Além de interesses próprios, Gerardi conta que também existem motivos psicológicos para as atitudes da coalizão governamental. “É o paradigma hidráulico, da necessidade do homem dominar a natureza, do medo da mortalidade. São obras gigantescas para deixar legado.”

A atuação da coalizão de resistência era pautada principalmente pela participação pública e conservação ambiental. A intenção era implementar medidas mais ligadas à gestão da demanda, o que realmente ocorreu. No entanto, elas foram meramente paliativas e sem continuidade. A dificuldade para colocar essas ações na prática deveu-se principalmente à falta de recursos “financeiros, políticos e midiáticos [grande mídia]”. A pesquisadora explica que normalmente essas articulações entre ONGs e movimentos sociais ocorrem apenas em momentos de emergências, mas se fragmentam depois.

A ideia para a pesquisa e a gestão de água no Brasil

Em 1997, foi criada a Política Nacional de Recursos Hídricos que visava descentralizar as decisões sobre o assunto, criando, entre outras coisas, os comitês de bacias hidrográficas. Gerardi explica que, passados mais de 20 anos, os instrumentos legais ainda são insuficientes como a crise detectou, uma vez que os comitês foram praticamente inutilizados. “Ainda é muito frágil, porque em situações de crise fica totalmente centralizado.”
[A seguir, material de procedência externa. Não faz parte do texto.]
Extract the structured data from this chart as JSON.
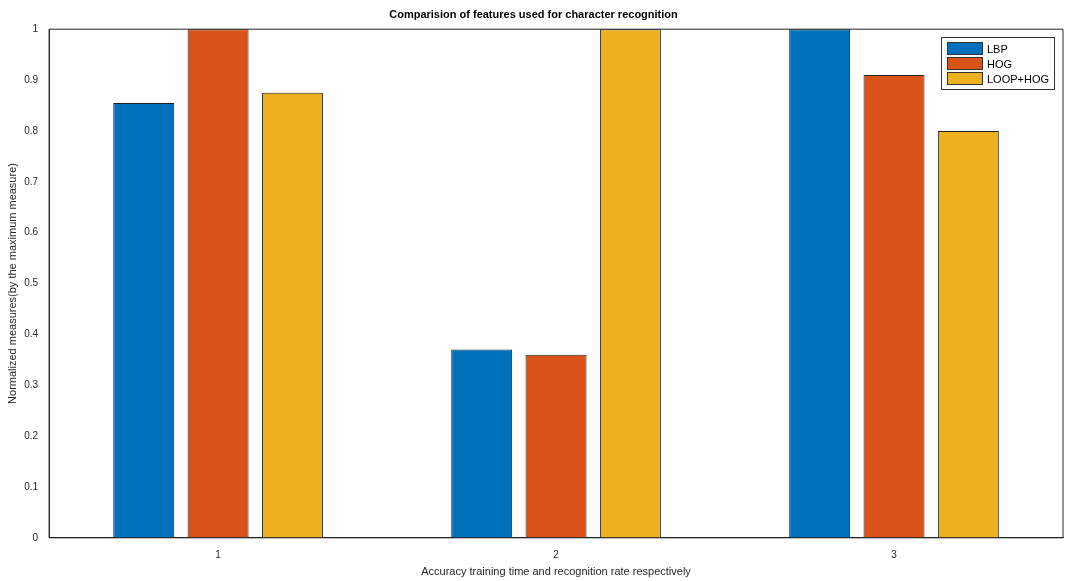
{
  "chart_data": {
    "type": "bar",
    "title": "Comparision of features used for character recognition",
    "xlabel": "Accuracy training time and recognition rate respectively",
    "ylabel": "Normalized measures(by the maximum measure)",
    "categories": [
      "1",
      "2",
      "3"
    ],
    "series": [
      {
        "name": "LBP",
        "color": "#0072bd",
        "values": [
          0.855,
          0.37,
          1
        ]
      },
      {
        "name": "HOG",
        "color": "#d95319",
        "values": [
          1,
          0.36,
          0.91
        ]
      },
      {
        "name": "LOOP+HOG",
        "color": "#edb120",
        "values": [
          0.875,
          1,
          0.8
        ]
      }
    ],
    "ylim": [
      0,
      1
    ],
    "yticks": [
      0,
      0.1,
      0.2,
      0.3,
      0.4,
      0.5,
      0.6,
      0.7,
      0.8,
      0.9,
      1
    ],
    "grid": false,
    "legend": "top right"
  }
}
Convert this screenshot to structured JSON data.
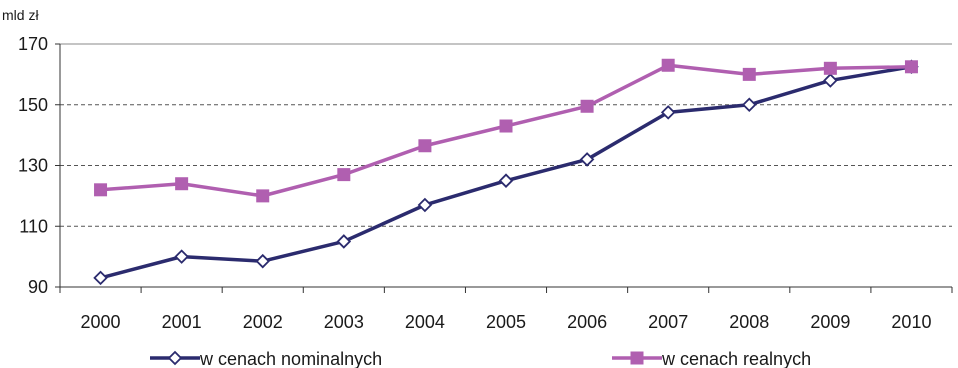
{
  "chart_data": {
    "type": "line",
    "ylabel": "mld zł",
    "ylim": [
      90,
      170
    ],
    "yticks": [
      90,
      110,
      130,
      150,
      170
    ],
    "grid": "horizontal dashed",
    "legend_position": "bottom",
    "categories": [
      "2000",
      "2001",
      "2002",
      "2003",
      "2004",
      "2005",
      "2006",
      "2007",
      "2008",
      "2009",
      "2010"
    ],
    "series": [
      {
        "name": "w cenach nominalnych",
        "color": "#2b2b6e",
        "marker": "diamond-open",
        "values": [
          93,
          100,
          98.5,
          105,
          117,
          125,
          132,
          147.5,
          150,
          158,
          162.5
        ]
      },
      {
        "name": "w cenach realnych",
        "color": "#b05fb0",
        "marker": "square-filled",
        "values": [
          122,
          124,
          120,
          127,
          136.5,
          143,
          149.5,
          163,
          160,
          162,
          162.5
        ]
      }
    ]
  }
}
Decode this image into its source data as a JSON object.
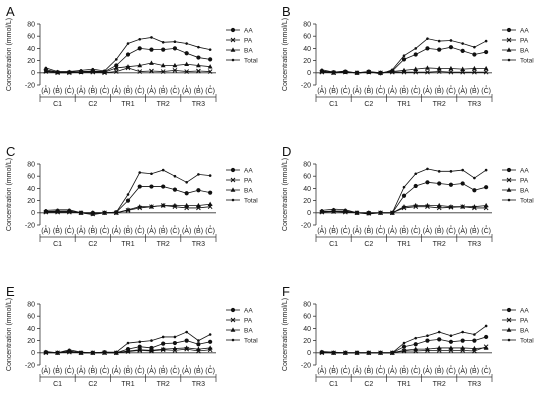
{
  "chart_data": [
    {
      "type": "line",
      "panel_label": "A",
      "ylabel": "Concentration (mmol/L)",
      "ylim": [
        -20,
        80
      ],
      "yticks": [
        -20,
        0,
        20,
        40,
        60,
        80
      ],
      "categories": [
        "(A)",
        "(B)",
        "(C)",
        "(A)",
        "(B)",
        "(C)",
        "(A)",
        "(B)",
        "(C)",
        "(A)",
        "(B)",
        "(C)",
        "(A)",
        "(B)",
        "(C)"
      ],
      "groups": [
        "C1",
        "C2",
        "TR1",
        "TR2",
        "TR3"
      ],
      "legend_position": "right",
      "series": [
        {
          "name": "AA",
          "marker": "circle",
          "values": [
            5,
            1,
            1,
            2,
            3,
            2,
            12,
            30,
            40,
            38,
            38,
            40,
            32,
            25,
            22
          ]
        },
        {
          "name": "PA",
          "marker": "x",
          "values": [
            2,
            0,
            0,
            1,
            1,
            0,
            2,
            8,
            2,
            3,
            2,
            4,
            2,
            3,
            2
          ]
        },
        {
          "name": "BA",
          "marker": "triangle",
          "values": [
            3,
            1,
            1,
            1,
            2,
            1,
            8,
            10,
            12,
            16,
            12,
            12,
            14,
            12,
            10
          ]
        },
        {
          "name": "Total",
          "marker": "dot",
          "values": [
            8,
            2,
            2,
            4,
            6,
            3,
            22,
            48,
            55,
            58,
            50,
            51,
            48,
            42,
            38
          ]
        }
      ]
    },
    {
      "type": "line",
      "panel_label": "B",
      "ylabel": "Concentration (mmol/L)",
      "ylim": [
        -20,
        80
      ],
      "yticks": [
        -20,
        0,
        20,
        40,
        60,
        80
      ],
      "categories": [
        "(A)",
        "(B)",
        "(C)",
        "(A)",
        "(B)",
        "(C)",
        "(A)",
        "(B)",
        "(C)",
        "(A)",
        "(B)",
        "(C)",
        "(A)",
        "(B)",
        "(C)"
      ],
      "groups": [
        "C1",
        "C2",
        "TR1",
        "TR2",
        "TR3"
      ],
      "legend_position": "right",
      "series": [
        {
          "name": "AA",
          "marker": "circle",
          "values": [
            3,
            1,
            2,
            0,
            2,
            0,
            3,
            22,
            30,
            40,
            38,
            42,
            36,
            30,
            34
          ]
        },
        {
          "name": "PA",
          "marker": "x",
          "values": [
            1,
            0,
            1,
            0,
            1,
            0,
            1,
            1,
            1,
            1,
            2,
            1,
            1,
            1,
            1
          ]
        },
        {
          "name": "BA",
          "marker": "triangle",
          "values": [
            2,
            0,
            1,
            0,
            1,
            0,
            2,
            4,
            6,
            8,
            7,
            7,
            6,
            7,
            7
          ]
        },
        {
          "name": "Total",
          "marker": "dot",
          "values": [
            5,
            1,
            3,
            -1,
            2,
            -2,
            5,
            28,
            40,
            56,
            52,
            53,
            48,
            42,
            52
          ]
        }
      ]
    },
    {
      "type": "line",
      "panel_label": "C",
      "ylabel": "Concentration (mmol/L)",
      "ylim": [
        -20,
        80
      ],
      "yticks": [
        -20,
        0,
        20,
        40,
        60,
        80
      ],
      "categories": [
        "(A)",
        "(B)",
        "(C)",
        "(A)",
        "(B)",
        "(C)",
        "(A)",
        "(B)",
        "(C)",
        "(A)",
        "(B)",
        "(C)",
        "(A)",
        "(B)",
        "(C)"
      ],
      "groups": [
        "C1",
        "C2",
        "TR1",
        "TR2",
        "TR3"
      ],
      "legend_position": "right",
      "series": [
        {
          "name": "AA",
          "marker": "circle",
          "values": [
            2,
            3,
            3,
            0,
            0,
            0,
            1,
            20,
            43,
            43,
            43,
            38,
            32,
            37,
            33
          ]
        },
        {
          "name": "PA",
          "marker": "x",
          "values": [
            1,
            1,
            1,
            0,
            -2,
            0,
            0,
            4,
            8,
            10,
            12,
            10,
            8,
            8,
            10
          ]
        },
        {
          "name": "BA",
          "marker": "triangle",
          "values": [
            2,
            2,
            2,
            0,
            0,
            0,
            0,
            5,
            10,
            10,
            12,
            12,
            12,
            12,
            14
          ]
        },
        {
          "name": "Total",
          "marker": "dot",
          "values": [
            4,
            5,
            5,
            0,
            -3,
            0,
            1,
            30,
            66,
            64,
            70,
            60,
            50,
            63,
            61
          ]
        }
      ]
    },
    {
      "type": "line",
      "panel_label": "D",
      "ylabel": "Concentration (mmol/L)",
      "ylim": [
        -20,
        80
      ],
      "yticks": [
        -20,
        0,
        20,
        40,
        60,
        80
      ],
      "categories": [
        "(A)",
        "(B)",
        "(C)",
        "(A)",
        "(B)",
        "(C)",
        "(A)",
        "(B)",
        "(C)",
        "(A)",
        "(B)",
        "(C)",
        "(A)",
        "(B)",
        "(C)"
      ],
      "groups": [
        "C1",
        "C2",
        "TR1",
        "TR2",
        "TR3"
      ],
      "legend_position": "right",
      "series": [
        {
          "name": "AA",
          "marker": "circle",
          "values": [
            2,
            3,
            3,
            0,
            0,
            0,
            0,
            28,
            44,
            50,
            48,
            46,
            48,
            37,
            42
          ]
        },
        {
          "name": "PA",
          "marker": "x",
          "values": [
            1,
            2,
            1,
            0,
            -1,
            0,
            0,
            8,
            10,
            10,
            8,
            9,
            10,
            8,
            8
          ]
        },
        {
          "name": "BA",
          "marker": "triangle",
          "values": [
            2,
            2,
            2,
            0,
            0,
            0,
            0,
            10,
            12,
            12,
            12,
            10,
            10,
            10,
            12
          ]
        },
        {
          "name": "Total",
          "marker": "dot",
          "values": [
            4,
            6,
            5,
            0,
            -2,
            0,
            0,
            42,
            64,
            72,
            68,
            68,
            70,
            57,
            70
          ]
        }
      ]
    },
    {
      "type": "line",
      "panel_label": "E",
      "ylabel": "Concentration (mmol/L)",
      "ylim": [
        -20,
        80
      ],
      "yticks": [
        -20,
        0,
        20,
        40,
        60,
        80
      ],
      "categories": [
        "(A)",
        "(B)",
        "(C)",
        "(A)",
        "(B)",
        "(C)",
        "(A)",
        "(B)",
        "(C)",
        "(A)",
        "(B)",
        "(C)",
        "(A)",
        "(B)",
        "(C)"
      ],
      "groups": [
        "C1",
        "C2",
        "TR1",
        "TR2",
        "TR3"
      ],
      "legend_position": "right",
      "series": [
        {
          "name": "AA",
          "marker": "circle",
          "values": [
            1,
            0,
            3,
            0,
            0,
            1,
            0,
            6,
            10,
            8,
            15,
            16,
            20,
            14,
            18
          ]
        },
        {
          "name": "PA",
          "marker": "x",
          "values": [
            0,
            0,
            1,
            0,
            0,
            0,
            0,
            2,
            4,
            3,
            5,
            4,
            6,
            3,
            5
          ]
        },
        {
          "name": "BA",
          "marker": "triangle",
          "values": [
            1,
            0,
            2,
            0,
            0,
            0,
            0,
            3,
            5,
            4,
            6,
            7,
            8,
            6,
            8
          ]
        },
        {
          "name": "Total",
          "marker": "dot",
          "values": [
            2,
            0,
            5,
            1,
            0,
            1,
            1,
            16,
            18,
            20,
            26,
            26,
            34,
            20,
            30
          ]
        }
      ]
    },
    {
      "type": "line",
      "panel_label": "F",
      "ylabel": "Concentration (mmol/L)",
      "ylim": [
        -20,
        80
      ],
      "yticks": [
        -20,
        0,
        20,
        40,
        60,
        80
      ],
      "categories": [
        "(A)",
        "(B)",
        "(C)",
        "(A)",
        "(B)",
        "(C)",
        "(A)",
        "(B)",
        "(C)",
        "(A)",
        "(B)",
        "(C)",
        "(A)",
        "(B)",
        "(C)"
      ],
      "groups": [
        "C1",
        "C2",
        "TR1",
        "TR2",
        "TR3"
      ],
      "legend_position": "right",
      "series": [
        {
          "name": "AA",
          "marker": "circle",
          "values": [
            1,
            0,
            0,
            0,
            0,
            0,
            0,
            10,
            14,
            20,
            22,
            18,
            20,
            20,
            26
          ]
        },
        {
          "name": "PA",
          "marker": "x",
          "values": [
            0,
            0,
            0,
            0,
            0,
            0,
            0,
            3,
            3,
            4,
            4,
            4,
            4,
            3,
            10
          ]
        },
        {
          "name": "BA",
          "marker": "triangle",
          "values": [
            1,
            0,
            0,
            0,
            0,
            0,
            0,
            4,
            6,
            6,
            8,
            8,
            8,
            7,
            8
          ]
        },
        {
          "name": "Total",
          "marker": "dot",
          "values": [
            2,
            1,
            0,
            0,
            0,
            0,
            0,
            16,
            24,
            28,
            34,
            28,
            34,
            30,
            44
          ]
        }
      ]
    }
  ]
}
A pesquisa faz parte de um projeto internacional conhecido como BlueGrass, desenvolvido na França. A ideia é fazer diversos estudos de caso ao redor de conflitos pela água, em diferentes países, como Peru, México e EUA. Todos eles utilizando a mesma metodologia. Só no Estado de São Paulo foram feitos três trabalhos, um deles o de Ana Lúcia. A pesquisadora entrou no projeto quando começava a conversar sobre seu doutorado com seu orientador. “Ele falou do projeto, eu li, gostei e ao invés de escrever um projeto próprio acabei me adequando no projeto geral”, completa.